A percepção das características sensoriais de um alimento se dá por meio de sinais elétricos que são enviados ao cérebro pelo sistema nervoso, por meio de uma corrente de neurônios. Num primeiro estágio, uma certa quantidade de informações sobre estímulo é registrada pelos receptores sensoriais. Os receptores visuais geram energia elétrica em resposta à luz, o tato e a audição respondem à energia mecânica (pressão e vibração) e o gosto e o odor são especializados em receber energia química (ABNT, 1993).

As características sensoriais que são medidas em alimentos e bebidas são: aparência (cor, brilho, tamanho e forma), odor (milhares de componentes voláteis), gosto (doce,

19 ácido, salgado e amargo), textura (propriedades físicas como dureza, quebradiço, viscosidade, fibrosidade, entre outros) e som (relacionado com textura como efervescente, ruído de mastigar, entre outros).

O impacto visual é o mais marcante. Quando se escolhe ou simplesmente se observa um objeto qualquer, o impacto causado geralmente pela cor, sobrepõe-se ao causado pelos demais atributos. Por meio dela tem-se as primeiras impressões dos produtos quanto à aparência geral, que engloba as características de cor, tamanho, formato, brilho, impurezas, granulometria, e de outro atributo de textura.

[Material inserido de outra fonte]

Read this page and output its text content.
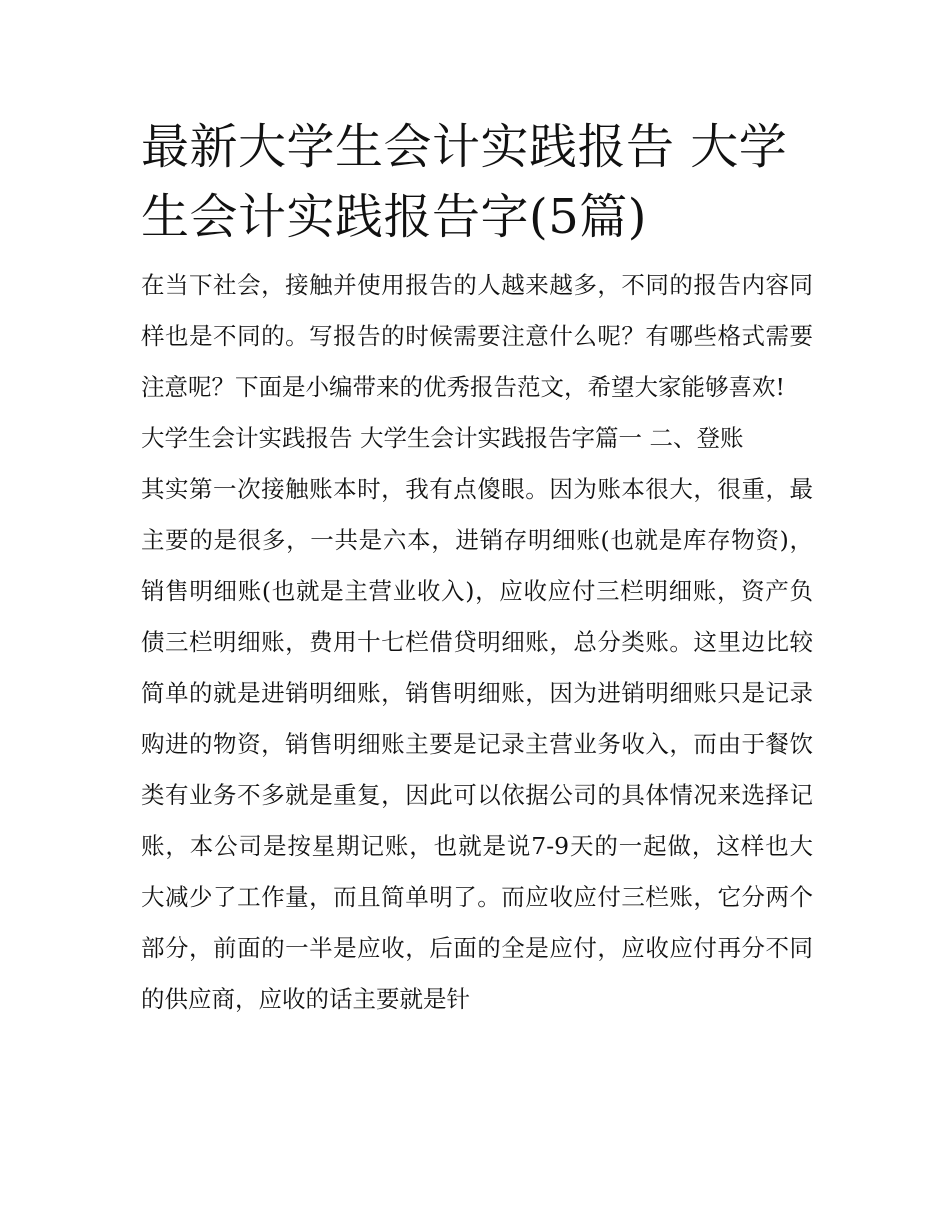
最新大学生会计实践报告 大学生会计实践报告字(5篇)

在当下社会，接触并使用报告的人越来越多，不同的报告内容同样也是不同的。写报告的时候需要注意什么呢？有哪些格式需要注意呢？下面是小编带来的优秀报告范文，希望大家能够喜欢!

大学生会计实践报告 大学生会计实践报告字篇一 二、登账

其实第一次接触账本时，我有点傻眼。因为账本很大，很重，最主要的是很多，一共是六本，进销存明细账(也就是库存物资)，销售明细账(也就是主营业收入)，应收应付三栏明细账，资产负债三栏明细账，费用十七栏借贷明细账，总分类账。这里边比较简单的就是进销明细账，销售明细账，因为进销明细账只是记录购进的物资，销售明细账主要是记录主营业务收入，而由于餐饮类有业务不多就是重复，因此可以依据公司的具体情况来选择记账，本公司是按星期记账，也就是说7-9天的一起做，这样也大大减少了工作量，而且简单明了。而应收应付三栏账，它分两个部分，前面的一半是应收，后面的全是应付，应收应付再分不同的供应商，应收的话主要就是针
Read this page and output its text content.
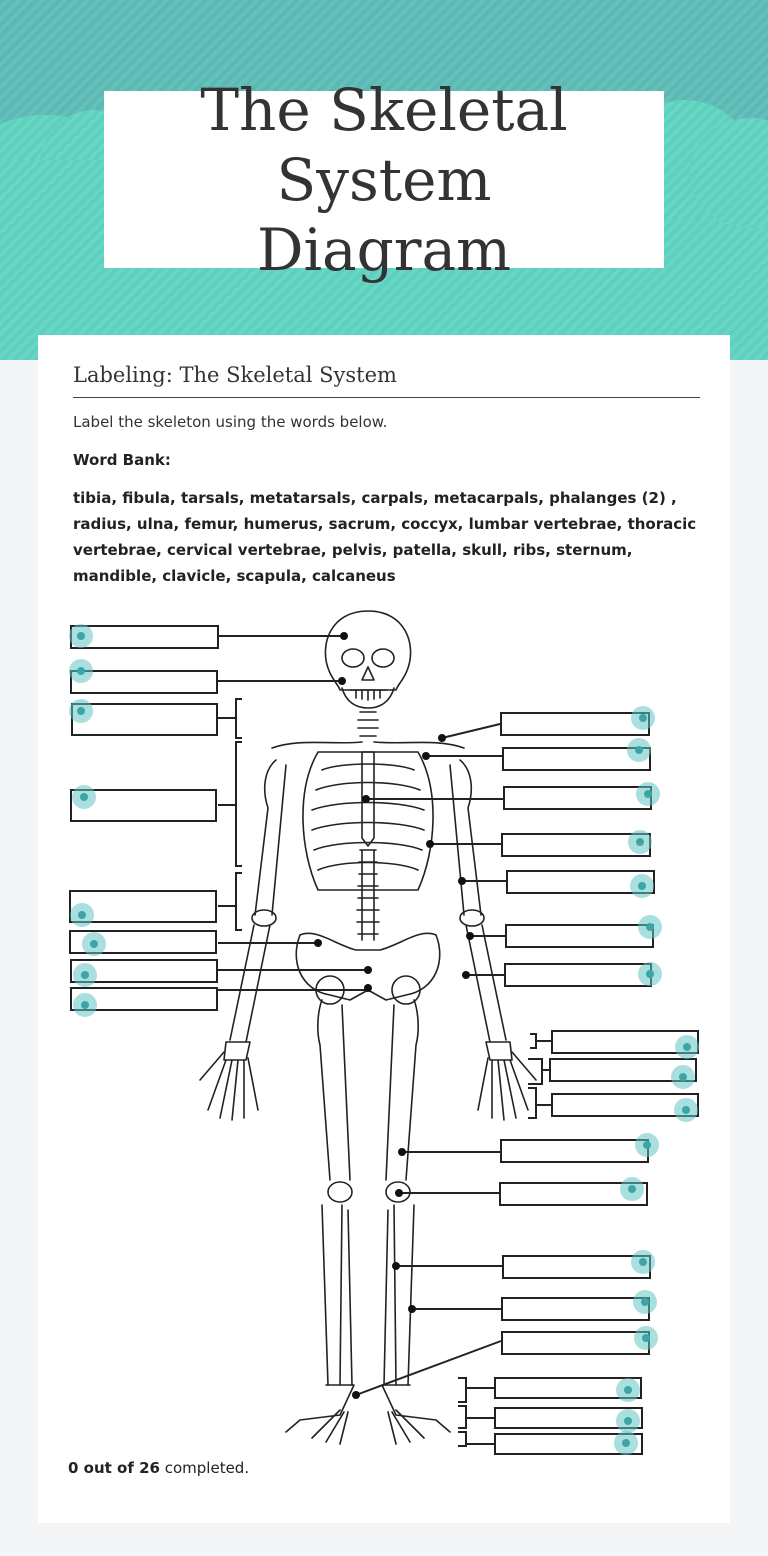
The Skeletal System Diagram
Labeling: The Skeletal System
Label the skeleton using the words below.
Word Bank:
tibia, fibula, tarsals, metatarsals, carpals, metacarpals, phalanges (2) , radius, ulna, femur, humerus, sacrum, coccyx, lumbar vertebrae, thoracic vertebrae, cervical vertebrae, pelvis, patella, skull, ribs, sternum, mandible, clavicle, scapula, calcaneus
0 out of 26 completed.
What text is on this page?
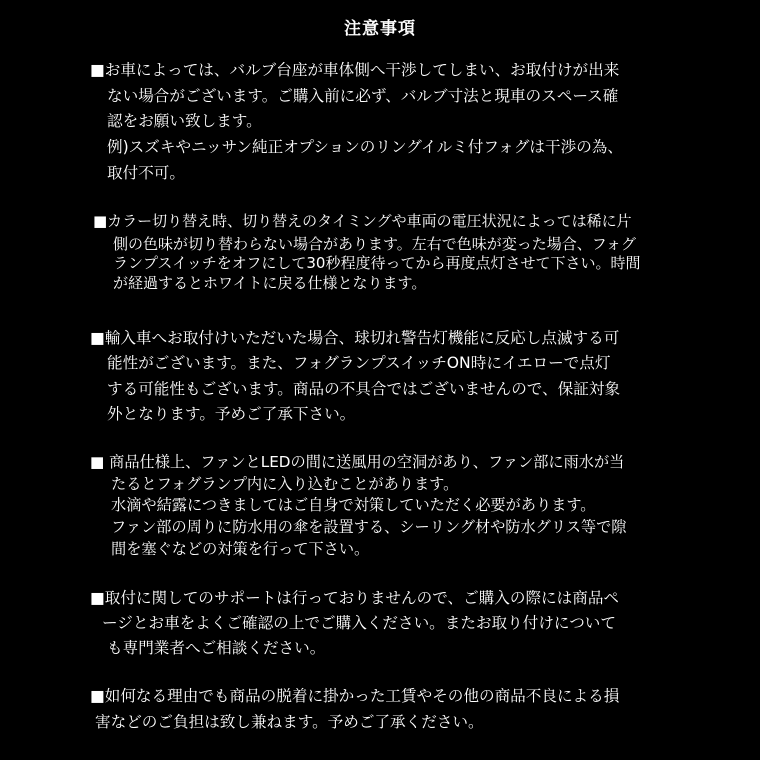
注意事項
■お車によっては、バルブ台座が車体側へ干渉してしまい、お取付けが出来
ない場合がございます。ご購入前に必ず、バルブ寸法と現車のスペース確
認をお願い致します。
例)スズキやニッサン純正オプションのリングイルミ付フォグは干渉の為、
取付不可。
■カラー切り替え時、切り替えのタイミングや車両の電圧状況によっては稀に片
側の色味が切り替わらない場合があります。左右で色味が変った場合、フォグ
ランプスイッチをオフにして30秒程度待ってから再度点灯させて下さい。時間
が経過するとホワイトに戻る仕様となります。
■輸入車へお取付けいただいた場合、球切れ警告灯機能に反応し点滅する可
能性がございます。また、フォグランプスイッチON時にイエローで点灯
する可能性もございます。商品の不具合ではございませんので、保証対象
外となります。予めご了承下さい。
■ 商品仕様上、ファンとLEDの間に送風用の空洞があり、ファン部に雨水が当
たるとフォグランプ内に入り込むことがあります。
水滴や結露につきましてはご自身で対策していただく必要があります。
ファン部の周りに防水用の傘を設置する、シーリング材や防水グリス等で隙
間を塞ぐなどの対策を行って下さい。
■取付に関してのサポートは行っておりませんので、ご購入の際には商品ペ
ージとお車をよくご確認の上でご購入ください。またお取り付けについて
も専門業者へご相談ください。
■如何なる理由でも商品の脱着に掛かった工賃やその他の商品不良による損
害などのご負担は致し兼ねます。予めご了承ください。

Os fatores que afetam as avaliações visuais são: fadiga ocular, iluminação não uniforme, memória para a cor, cor do ambiente, julgamentos dos avaliadores e a desuniformidade nas avaliações (MODESTA, 1994; FERREIRA et al., 2000).

O odor é a sensação produzida ao estimular o sentido do olfato. Aroma é o odor de um alimento que permite a estimulação do sentido do olfato, por isso na linguagem comum são confundidos e usados como sinônimos (MODESTA, 1994). O olfato é estimulado mais pela energia química do que pela energia física. Os cheiros são produzidos por misturas extremamente complexas de moléculas odoríferas (DUTCOSKY, 1996; FERREIRA et al., 2000). O odor é a propriedade sensorial perceptível pelo órgão olfativo quando certas substâncias voláteis são aspiradas e o aroma é perceptível pelo órgão olfativo via retronasal durante a degustação (ABNT, 1993).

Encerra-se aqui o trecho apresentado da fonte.